The statement she purported to have been issued by President Mnangagwa was headlined: “Extension of lockdown period by 13 days only.”
Abishel Matika (39) of Cowdray Park appeared in court yesterday facing charges of publishing or communicating false statements prejudicial to the State as defined in section 31 (a) (I) of the Criminal Law (Codification and Reform) Act. She was remanded out of custody to June 8 on $500 bail by Bulawayo magistrate Ms Adelaide Mbeure.
Matika was ordered to report once every fortnight at Luveve Police Station as part of the bail conditions. She was also ordered to surrender her passport and to continue residing at her given address until the matter is finalised. The State, which was represented by Mr Terrence Chakanyuka did not oppose the bail application. Mr Chakanyuka said on April 10, Matika allegedly published a false Press statement purporting to have been issued and signed by the President.
The false statement with the President’s fake signature, was extending the lockdown period by 13 days from April 20 to May 3 2020.
“Accused person then circulated the fake document on different WhatsApp platforms using her cellphone, Huawei with Econet line and also forwarded the fake message to her daughter Renah Muhambi,” said Mr Chakanyuka.

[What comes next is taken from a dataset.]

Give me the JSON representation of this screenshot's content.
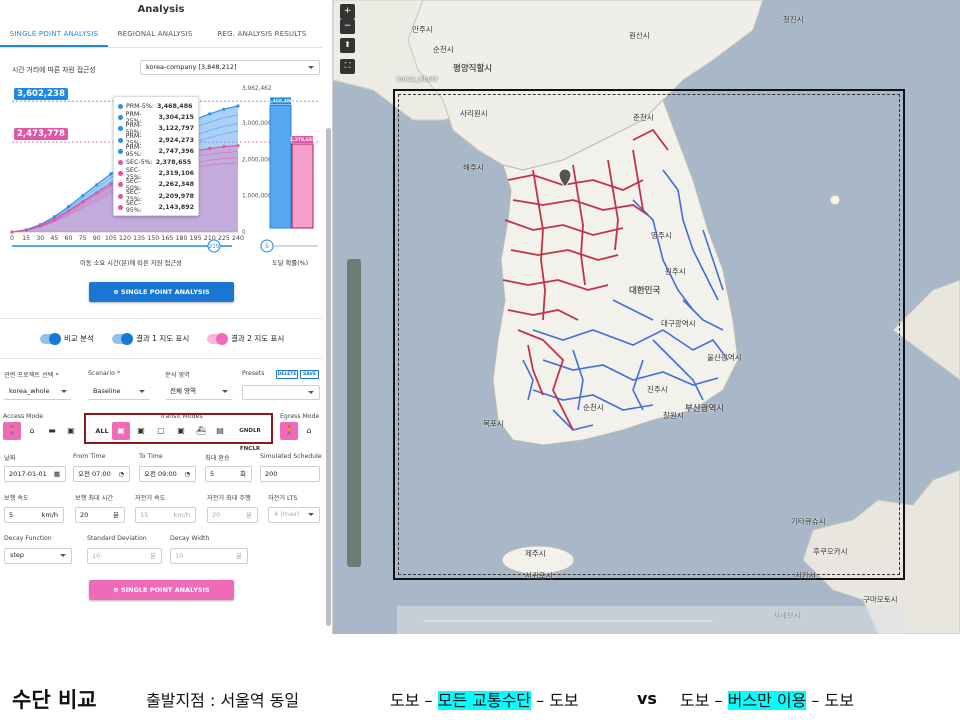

According to the State, President Mnangagwa did not originate or sign the said fake statement. Matika’s daughter and their accomplice Prisca Gumbo (44) of Mpopoma suburb have since appeared in court. They were both released on bail. Spreading fake news on social media and mainstream media about Covid-19 has been categorised as a Level 14 offence, the highest in the country and people convicted of the crime face up to 20 years in jail.
Recently, President Mnangagwa warned peddlers of falsehoods regarding Covid-19 issues saying they face a 20-year jail term if convicted.